Intel IA-32 Computer Accessories User Manual


 
Optimizing Cache Usage 6
6-19
Hardware Prefetch
The automatic hardware prefetch, can bring cache lines into the unified
last-level cache based on prior data misses. The automatic hardware
prefetcher will attempt to prefetch two cache lines ahead of the prefetch
stream. This feature is introduced with the Pentium 4 processor.
The characteristics of the hardware prefetching are as follows:
Requires some regularity in the data access patterns:
if a data access pattern has constant stride, hardware prefetching
is effective only if access stride is less than half of the trigger
distance of hardware prefetcher (see Table 1-2).
if access stride is not constant, the automatic hardware
prefetcher can mask memory latency if the strides of two
successive cache misses are less than the trigger threshold
distance (small-stride memory traffic).
the automatic hardware prefetcher is most effective if the
strides of two successive cache misses remain less than the
trigger threshold distance and close to 64 bytes.
Start-up penalty before hardware prefetcher triggers and extra
fetches after array finishes.

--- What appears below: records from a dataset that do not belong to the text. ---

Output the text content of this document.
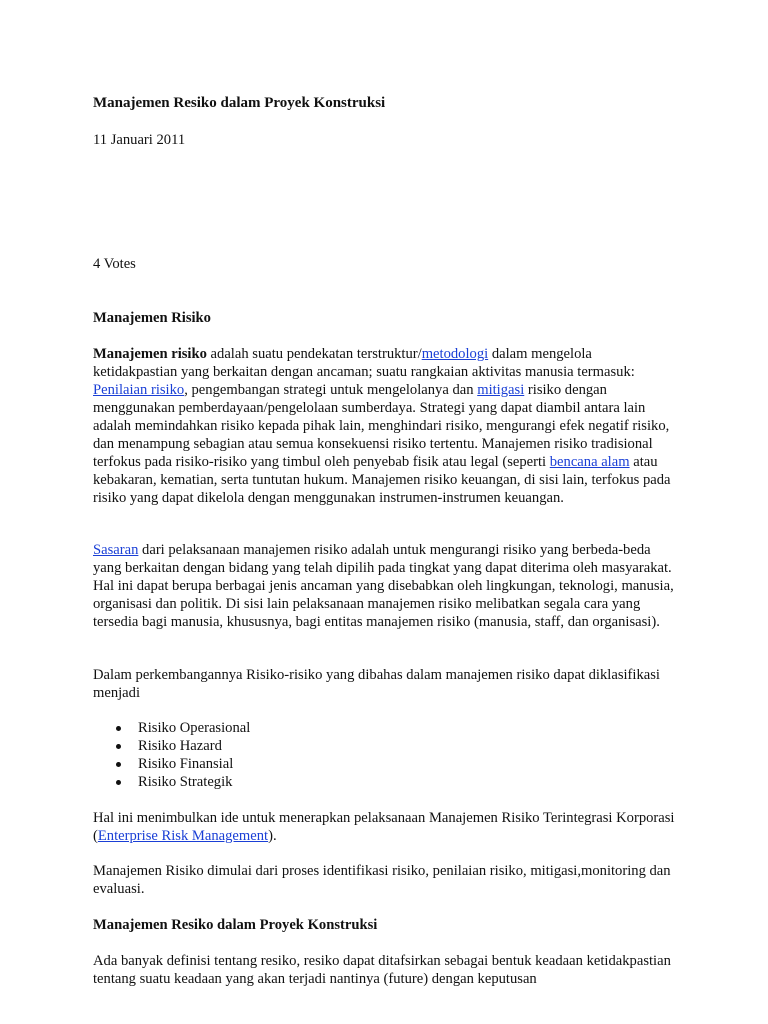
Manajemen Resiko dalam Proyek Konstruksi
11 Januari 2011
4 Votes
Manajemen Risiko

Manajemen risiko adalah suatu pendekatan terstruktur/metodologi dalam mengelola ketidakpastian yang berkaitan dengan ancaman; suatu rangkaian aktivitas manusia termasuk: Penilaian risiko, pengembangan strategi untuk mengelolanya dan mitigasi risiko dengan menggunakan pemberdayaan/pengelolaan sumberdaya. Strategi yang dapat diambil antara lain adalah memindahkan risiko kepada pihak lain, menghindari risiko, mengurangi efek negatif risiko, dan menampung sebagian atau semua konsekuensi risiko tertentu. Manajemen risiko tradisional terfokus pada risiko-risiko yang timbul oleh penyebab fisik atau legal (seperti bencana alam atau kebakaran, kematian, serta tuntutan hukum. Manajemen risiko keuangan, di sisi lain, terfokus pada risiko yang dapat dikelola dengan menggunakan instrumen-instrumen keuangan.

Sasaran dari pelaksanaan manajemen risiko adalah untuk mengurangi risiko yang berbeda-beda yang berkaitan dengan bidang yang telah dipilih pada tingkat yang dapat diterima oleh masyarakat. Hal ini dapat berupa berbagai jenis ancaman yang disebabkan oleh lingkungan, teknologi, manusia, organisasi dan politik. Di sisi lain pelaksanaan manajemen risiko melibatkan segala cara yang tersedia bagi manusia, khususnya, bagi entitas manajemen risiko (manusia, staff, dan organisasi).

Dalam perkembangannya Risiko-risiko yang dibahas dalam manajemen risiko dapat diklasifikasi menjadi

Risiko Operasional
Risiko Hazard
Risiko Finansial
Risiko Strategik

Hal ini menimbulkan ide untuk menerapkan pelaksanaan Manajemen Risiko Terintegrasi Korporasi (Enterprise Risk Management).

Manajemen Risiko dimulai dari proses identifikasi risiko, penilaian risiko, mitigasi,monitoring dan evaluasi.

Manajemen Resiko dalam Proyek Konstruksi

Ada banyak definisi tentang resiko, resiko dapat ditafsirkan sebagai bentuk keadaan ketidakpastian tentang suatu keadaan yang akan terjadi nantinya (future) dengan keputusan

For short arrays this overhead can
reduce effectiveness of the hardware prefetcher.
The hardware prefetcher requires a couple misses before it
starts operating.
Hardware prefetching will generate a request for data beyond
the end of an array, which will not be utilized. This behavior
wastes bus bandwidth. In addition this behavior results in a
start-up penalty when fetching the beginning of the next array;
this occurs because the wasted prefetch should have been used
instead to hide the latency for the initial data in the next array.
Software prefetching can recognize and handle these cases.
Will not prefetch across a 4K page boundary; i.e., the program
would have to initiate demand loads for the new page before the
hardware prefetcher will start prefetching from the new page.